Actualité publiée il y a 1 année 2 mois 3 jours
Molecular Psychiatry
Une étape indispensable pour mieux comprendre ses mécanismes et pouvoir développer des traitements efficaces

De nouveaux gènes de susceptibilité à la maladie d'Alzheimer viennent, avec cette étude d’une équipe de l'Université de Boston présentée dans la revue Molecular Psychiatry, combler quelques lacunes dans les connaissances sur la génétique liée à la maladie, une étape indispensable pour mieux comprendre ses mécanismes et pouvoir développer des traitements efficaces.
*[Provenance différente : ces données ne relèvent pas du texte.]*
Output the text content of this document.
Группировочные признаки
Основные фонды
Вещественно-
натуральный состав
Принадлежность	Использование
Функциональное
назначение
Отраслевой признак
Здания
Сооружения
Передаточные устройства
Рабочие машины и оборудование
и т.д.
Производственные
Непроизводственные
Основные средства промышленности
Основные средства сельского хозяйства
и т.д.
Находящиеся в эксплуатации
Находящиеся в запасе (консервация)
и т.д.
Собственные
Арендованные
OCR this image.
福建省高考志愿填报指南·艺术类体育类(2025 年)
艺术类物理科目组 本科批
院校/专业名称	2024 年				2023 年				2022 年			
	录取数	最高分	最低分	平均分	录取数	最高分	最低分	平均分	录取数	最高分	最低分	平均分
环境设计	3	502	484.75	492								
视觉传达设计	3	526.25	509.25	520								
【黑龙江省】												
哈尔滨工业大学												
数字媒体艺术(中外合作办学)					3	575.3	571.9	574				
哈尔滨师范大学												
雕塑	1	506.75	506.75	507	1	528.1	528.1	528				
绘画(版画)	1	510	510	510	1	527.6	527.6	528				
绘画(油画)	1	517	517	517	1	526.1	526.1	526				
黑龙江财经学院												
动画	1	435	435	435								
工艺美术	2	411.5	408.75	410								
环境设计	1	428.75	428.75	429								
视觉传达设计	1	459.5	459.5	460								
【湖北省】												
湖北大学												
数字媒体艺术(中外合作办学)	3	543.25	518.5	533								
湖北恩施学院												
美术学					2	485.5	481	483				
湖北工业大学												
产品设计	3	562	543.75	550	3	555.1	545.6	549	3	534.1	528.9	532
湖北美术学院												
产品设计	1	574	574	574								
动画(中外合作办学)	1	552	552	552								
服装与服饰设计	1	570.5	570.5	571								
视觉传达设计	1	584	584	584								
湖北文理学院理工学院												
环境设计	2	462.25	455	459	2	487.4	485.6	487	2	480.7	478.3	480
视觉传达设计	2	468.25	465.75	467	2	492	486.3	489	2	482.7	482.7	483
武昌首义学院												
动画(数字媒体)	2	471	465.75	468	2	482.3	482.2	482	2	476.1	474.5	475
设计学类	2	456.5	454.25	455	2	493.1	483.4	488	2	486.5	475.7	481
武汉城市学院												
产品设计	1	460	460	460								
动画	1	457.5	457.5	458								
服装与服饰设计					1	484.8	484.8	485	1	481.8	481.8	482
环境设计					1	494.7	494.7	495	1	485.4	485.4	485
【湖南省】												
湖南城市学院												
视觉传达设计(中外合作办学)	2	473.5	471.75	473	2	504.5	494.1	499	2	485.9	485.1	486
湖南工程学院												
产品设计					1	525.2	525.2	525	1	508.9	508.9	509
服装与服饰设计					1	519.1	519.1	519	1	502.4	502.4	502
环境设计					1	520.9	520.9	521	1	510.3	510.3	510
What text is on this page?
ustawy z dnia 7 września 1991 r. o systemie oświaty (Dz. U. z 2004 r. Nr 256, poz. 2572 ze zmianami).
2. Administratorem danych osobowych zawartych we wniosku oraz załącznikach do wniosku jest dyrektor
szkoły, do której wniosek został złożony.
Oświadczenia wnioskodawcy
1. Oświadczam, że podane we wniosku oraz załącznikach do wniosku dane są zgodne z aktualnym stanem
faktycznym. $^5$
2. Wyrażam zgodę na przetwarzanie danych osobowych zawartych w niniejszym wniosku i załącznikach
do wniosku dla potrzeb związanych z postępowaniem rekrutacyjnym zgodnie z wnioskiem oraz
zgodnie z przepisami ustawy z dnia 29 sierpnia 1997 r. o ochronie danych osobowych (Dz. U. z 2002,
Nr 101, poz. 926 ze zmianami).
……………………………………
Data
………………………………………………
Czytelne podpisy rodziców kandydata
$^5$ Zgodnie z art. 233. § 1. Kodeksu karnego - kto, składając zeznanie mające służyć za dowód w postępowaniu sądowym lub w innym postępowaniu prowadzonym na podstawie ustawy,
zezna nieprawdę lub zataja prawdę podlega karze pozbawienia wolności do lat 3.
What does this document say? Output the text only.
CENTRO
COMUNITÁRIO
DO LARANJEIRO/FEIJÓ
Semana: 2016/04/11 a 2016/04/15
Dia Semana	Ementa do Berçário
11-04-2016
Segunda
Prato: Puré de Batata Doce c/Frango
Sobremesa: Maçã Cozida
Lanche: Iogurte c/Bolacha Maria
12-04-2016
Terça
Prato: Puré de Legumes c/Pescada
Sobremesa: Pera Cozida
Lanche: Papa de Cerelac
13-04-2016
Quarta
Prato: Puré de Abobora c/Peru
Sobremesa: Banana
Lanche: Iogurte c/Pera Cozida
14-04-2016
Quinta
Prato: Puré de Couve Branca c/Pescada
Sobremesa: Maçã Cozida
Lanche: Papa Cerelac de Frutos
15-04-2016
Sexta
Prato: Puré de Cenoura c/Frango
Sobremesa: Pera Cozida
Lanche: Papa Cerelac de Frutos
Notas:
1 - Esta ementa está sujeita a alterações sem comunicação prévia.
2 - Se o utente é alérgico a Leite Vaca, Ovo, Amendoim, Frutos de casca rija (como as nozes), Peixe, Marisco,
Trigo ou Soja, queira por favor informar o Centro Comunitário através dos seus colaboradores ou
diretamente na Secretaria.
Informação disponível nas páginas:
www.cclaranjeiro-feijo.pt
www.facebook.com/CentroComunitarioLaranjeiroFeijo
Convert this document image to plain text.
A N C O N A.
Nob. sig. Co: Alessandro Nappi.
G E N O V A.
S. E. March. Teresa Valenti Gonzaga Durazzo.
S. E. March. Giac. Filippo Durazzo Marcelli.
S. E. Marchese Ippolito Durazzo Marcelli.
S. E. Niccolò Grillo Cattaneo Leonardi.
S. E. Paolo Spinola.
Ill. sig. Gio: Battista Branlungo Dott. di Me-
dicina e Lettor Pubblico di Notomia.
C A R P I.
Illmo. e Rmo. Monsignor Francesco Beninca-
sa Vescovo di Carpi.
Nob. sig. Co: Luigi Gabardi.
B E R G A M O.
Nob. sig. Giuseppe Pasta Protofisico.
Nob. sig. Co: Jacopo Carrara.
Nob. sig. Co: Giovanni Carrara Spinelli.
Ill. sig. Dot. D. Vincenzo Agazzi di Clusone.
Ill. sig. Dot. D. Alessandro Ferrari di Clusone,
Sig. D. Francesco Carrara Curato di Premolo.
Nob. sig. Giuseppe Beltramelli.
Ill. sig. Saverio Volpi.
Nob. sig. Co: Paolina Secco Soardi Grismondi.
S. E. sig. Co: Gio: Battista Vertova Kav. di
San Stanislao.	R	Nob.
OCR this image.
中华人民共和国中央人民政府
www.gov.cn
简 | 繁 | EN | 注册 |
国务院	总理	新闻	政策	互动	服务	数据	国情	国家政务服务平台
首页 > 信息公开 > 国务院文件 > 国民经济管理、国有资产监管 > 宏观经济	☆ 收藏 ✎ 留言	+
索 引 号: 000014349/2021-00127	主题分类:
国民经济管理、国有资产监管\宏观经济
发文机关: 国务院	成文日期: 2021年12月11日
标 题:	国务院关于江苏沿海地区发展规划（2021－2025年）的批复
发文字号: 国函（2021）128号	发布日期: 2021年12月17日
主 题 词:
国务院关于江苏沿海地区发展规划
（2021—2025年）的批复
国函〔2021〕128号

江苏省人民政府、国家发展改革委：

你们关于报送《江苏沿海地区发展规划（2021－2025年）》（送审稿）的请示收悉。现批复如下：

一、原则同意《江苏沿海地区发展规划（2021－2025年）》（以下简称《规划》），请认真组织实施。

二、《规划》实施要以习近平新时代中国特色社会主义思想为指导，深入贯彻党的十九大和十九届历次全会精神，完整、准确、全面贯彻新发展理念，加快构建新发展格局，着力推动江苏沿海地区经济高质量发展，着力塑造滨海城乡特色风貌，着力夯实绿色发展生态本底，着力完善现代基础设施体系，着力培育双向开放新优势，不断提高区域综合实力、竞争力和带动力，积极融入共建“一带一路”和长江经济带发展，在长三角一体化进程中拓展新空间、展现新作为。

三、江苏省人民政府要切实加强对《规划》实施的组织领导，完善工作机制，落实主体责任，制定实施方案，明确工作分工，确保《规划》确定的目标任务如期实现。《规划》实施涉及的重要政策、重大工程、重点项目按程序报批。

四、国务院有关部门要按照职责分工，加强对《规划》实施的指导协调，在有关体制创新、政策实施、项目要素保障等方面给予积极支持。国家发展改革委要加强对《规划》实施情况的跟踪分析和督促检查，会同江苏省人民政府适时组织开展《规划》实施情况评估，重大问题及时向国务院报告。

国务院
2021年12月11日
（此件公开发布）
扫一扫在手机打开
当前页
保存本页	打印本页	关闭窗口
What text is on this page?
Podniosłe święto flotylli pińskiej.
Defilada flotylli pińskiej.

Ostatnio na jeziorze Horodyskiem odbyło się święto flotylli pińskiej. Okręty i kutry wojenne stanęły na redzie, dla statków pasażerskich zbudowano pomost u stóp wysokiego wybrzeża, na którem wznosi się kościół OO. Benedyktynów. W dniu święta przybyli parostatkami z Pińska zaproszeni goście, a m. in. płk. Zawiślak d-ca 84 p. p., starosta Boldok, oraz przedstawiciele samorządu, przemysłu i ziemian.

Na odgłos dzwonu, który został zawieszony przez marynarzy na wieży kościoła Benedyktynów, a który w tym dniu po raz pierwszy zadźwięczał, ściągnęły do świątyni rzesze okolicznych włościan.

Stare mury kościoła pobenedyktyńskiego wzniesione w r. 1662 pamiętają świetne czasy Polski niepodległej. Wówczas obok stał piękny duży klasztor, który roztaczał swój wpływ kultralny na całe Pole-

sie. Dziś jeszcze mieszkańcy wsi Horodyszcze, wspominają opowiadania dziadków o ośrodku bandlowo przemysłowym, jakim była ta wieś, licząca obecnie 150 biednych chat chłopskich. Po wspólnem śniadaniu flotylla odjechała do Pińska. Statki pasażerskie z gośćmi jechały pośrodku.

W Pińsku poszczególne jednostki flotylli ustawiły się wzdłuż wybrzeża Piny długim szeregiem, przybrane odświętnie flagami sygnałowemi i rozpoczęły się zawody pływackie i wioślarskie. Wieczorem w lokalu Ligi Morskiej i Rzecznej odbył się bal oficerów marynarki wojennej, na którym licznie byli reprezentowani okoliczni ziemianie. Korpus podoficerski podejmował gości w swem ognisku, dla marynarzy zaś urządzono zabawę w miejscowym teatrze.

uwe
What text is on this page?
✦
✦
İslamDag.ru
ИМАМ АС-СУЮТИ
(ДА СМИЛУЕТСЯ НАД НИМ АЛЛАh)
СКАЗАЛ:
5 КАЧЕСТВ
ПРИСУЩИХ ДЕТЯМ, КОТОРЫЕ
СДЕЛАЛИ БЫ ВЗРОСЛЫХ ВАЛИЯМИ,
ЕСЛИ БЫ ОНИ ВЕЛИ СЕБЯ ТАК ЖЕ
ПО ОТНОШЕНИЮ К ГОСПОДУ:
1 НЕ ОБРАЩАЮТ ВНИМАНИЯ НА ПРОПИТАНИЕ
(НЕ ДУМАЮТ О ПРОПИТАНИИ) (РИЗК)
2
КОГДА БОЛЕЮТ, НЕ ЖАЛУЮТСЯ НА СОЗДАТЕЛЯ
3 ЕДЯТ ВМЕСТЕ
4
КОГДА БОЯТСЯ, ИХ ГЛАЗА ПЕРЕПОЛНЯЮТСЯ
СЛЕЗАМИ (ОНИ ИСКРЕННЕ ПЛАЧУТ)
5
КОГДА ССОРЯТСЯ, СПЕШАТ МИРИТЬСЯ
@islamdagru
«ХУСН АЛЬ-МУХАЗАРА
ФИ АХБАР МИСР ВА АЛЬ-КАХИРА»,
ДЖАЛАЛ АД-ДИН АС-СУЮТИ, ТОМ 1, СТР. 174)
Car avec la découverte de ces variations génétiques rares, se dessinent peu à peu les processus moléculaires en jeu dans la pathogenèse et la perspective tant attendue d’un traitement efficace de la maladie.

 

Car l'incidence de la maladie, de quelques 7 millions de nouveaux cas, augmente chaque année, et la maladie d’Alzheimer est la cause la plus fréquente de démence. Selon les US CDC, c'est aussi la 5è cause de décès chez les personnes âgées de 65 ans et plus. Caractérisée par la formation de plaques de protéine β-amyloïde et par des agrégats de protéine tau dans le cerveau, la maladie entraîne une neurodégénérescence et une perte de mémoire. En dépit de sa prévalence -de plus de 70 millions de personnes vivant aujourd’hui dans le monde avec la maladie- les facteurs génétiques et environnementaux ne sont toujours pas bien compris.

 

En comparant les exomes ou parties codantes des gènes de séquences génétiques entières de près de 6.000 patients atteints et de 5.000 témoins âgés en bonne santé cognitive, les chercheurs ont pu identifier ces variations génétiques rares susceptibles de contribuer au développement de la maladie. Ces gènes associés à une réponse inflammatoire et à des changements dans la production de protéines semblent bien contribuer, de manière logique, à la neurodégénérescence générale observée dans la maladie. « L'identification de variantes rares pourrait améliorer notre capacité à trouver de nouvelles cibles thérapeutiques et à faire progresser des approches de médecine de précision », explique l’auteur principal, le Dr Eliezer Masliah, directeur de la division des neurosciences du National Institute on Aging (NIA/NIH).

 

Mieux comprendre le rôle de ces gènes dans la pathogenèse permettra probablement de découvrir encore d'autres gènes cachés dans le génome, et peut-être en identifiant les « grands processus » moléculaires en jeu de développer un traitement efficace contre la maladie.